Common Mistakes to Avoid

  • Calling without a real workflow schema:
    If you fire /v2/calls at a “toy” demo workflow, you’ll get a nice JSON example but no guarantees. Define a schema-based workflow first (in Bem’s UI or /v2/functions//v2/workflows), then use that workflowName.

  • Ignoring schema_valid and confidence signals:
    Treat schema_valid and per-field confidence as part of your contract. Don’t just assume every response is production-ready—route low-confidence or invalid cases to a review queue or retry strategy.

Real-World Example

A logistics team plugs Bem directly between their inbox and their TMS. Every inbound shipping packet—PDF bills of lading, scanned packing lists, mixed-layout carrier docs—gets forwarded to shipping-packet@workflow.bem.ai (an email entry point tied to the same workflow you just called via REST).

Behind the scenes, it’s the same pattern:

  • Email → Bem workflow (shipping-packet)
  • Workflow parses attachments, runs extraction + validation against a BOL schema
  • Bem returns schema-valid JSON (or explicit exceptions) via webhook
  • Their TMS ingests only payloads where schema_valid: true; exceptions go to an operator UI that Bem auto-generates from the schema

They don’t manage parsers per vendor. They don’t regex through OCR outputs. They operate on a simple invariant: “If Bem says schema_valid: true, we can safely book the shipment.”

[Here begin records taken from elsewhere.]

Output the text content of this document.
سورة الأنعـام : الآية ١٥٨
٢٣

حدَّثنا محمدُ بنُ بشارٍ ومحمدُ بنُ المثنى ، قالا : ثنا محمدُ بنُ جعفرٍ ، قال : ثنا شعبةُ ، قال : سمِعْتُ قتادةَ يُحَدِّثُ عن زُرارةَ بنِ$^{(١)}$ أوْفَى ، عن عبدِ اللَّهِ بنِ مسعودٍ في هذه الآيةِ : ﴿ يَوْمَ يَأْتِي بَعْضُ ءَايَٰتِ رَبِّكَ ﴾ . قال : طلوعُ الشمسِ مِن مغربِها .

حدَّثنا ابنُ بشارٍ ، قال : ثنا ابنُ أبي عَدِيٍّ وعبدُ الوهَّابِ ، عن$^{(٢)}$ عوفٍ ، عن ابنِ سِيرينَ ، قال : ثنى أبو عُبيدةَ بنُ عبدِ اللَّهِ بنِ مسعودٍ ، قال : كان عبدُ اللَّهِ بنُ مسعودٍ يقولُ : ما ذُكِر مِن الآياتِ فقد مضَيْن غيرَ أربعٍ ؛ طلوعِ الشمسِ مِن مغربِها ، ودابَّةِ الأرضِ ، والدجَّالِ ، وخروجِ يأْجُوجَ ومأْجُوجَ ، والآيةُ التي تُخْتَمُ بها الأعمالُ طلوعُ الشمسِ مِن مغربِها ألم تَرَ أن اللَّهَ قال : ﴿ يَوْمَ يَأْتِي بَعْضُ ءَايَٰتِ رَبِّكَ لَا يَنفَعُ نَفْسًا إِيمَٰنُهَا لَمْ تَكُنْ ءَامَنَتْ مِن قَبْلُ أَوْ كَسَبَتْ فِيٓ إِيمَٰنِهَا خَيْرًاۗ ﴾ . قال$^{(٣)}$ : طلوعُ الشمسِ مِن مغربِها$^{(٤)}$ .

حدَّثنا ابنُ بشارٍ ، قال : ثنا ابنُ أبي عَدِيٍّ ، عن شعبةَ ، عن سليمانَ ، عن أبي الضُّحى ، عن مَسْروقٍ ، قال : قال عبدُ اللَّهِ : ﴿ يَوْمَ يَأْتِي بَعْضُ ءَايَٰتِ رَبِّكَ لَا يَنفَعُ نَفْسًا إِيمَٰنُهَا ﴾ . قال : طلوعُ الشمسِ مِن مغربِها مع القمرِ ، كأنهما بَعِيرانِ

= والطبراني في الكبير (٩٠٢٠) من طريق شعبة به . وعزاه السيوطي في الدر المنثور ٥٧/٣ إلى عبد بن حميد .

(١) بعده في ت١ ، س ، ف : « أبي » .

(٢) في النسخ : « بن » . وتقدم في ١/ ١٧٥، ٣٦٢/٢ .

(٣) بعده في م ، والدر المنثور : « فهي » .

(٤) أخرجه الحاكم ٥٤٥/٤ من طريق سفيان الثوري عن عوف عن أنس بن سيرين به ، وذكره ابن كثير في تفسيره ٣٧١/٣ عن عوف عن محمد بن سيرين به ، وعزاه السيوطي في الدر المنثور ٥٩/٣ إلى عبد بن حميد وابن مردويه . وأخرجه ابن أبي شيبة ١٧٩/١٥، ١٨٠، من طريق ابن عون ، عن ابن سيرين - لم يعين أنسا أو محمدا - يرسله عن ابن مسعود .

Pro Tip: In your first integration, log the full Bem response (including meta, per-field confidence, and exception details). Use that log as your “golden trace” to build evals and regression tests before you wire Bem into automatic posting flows.

Summary

The simplest Bem API quickstart is a single REST call:

  • POST https://api.bem.ai/v2/calls
  • Send your PDF as file
  • Pass a workflowName that already encodes your schema and business rules

Bem returns one of two outcomes: schema-valid JSON with confidence signals, or an explicit exception. No invisible heuristics. No “it looked right in the demo” surprises. From there, you can add webhooks, Collections-based enrichment, idempotent retries, and regression-tested updates—but the core pattern stays the same: unstructured in, schema-enforced JSON out.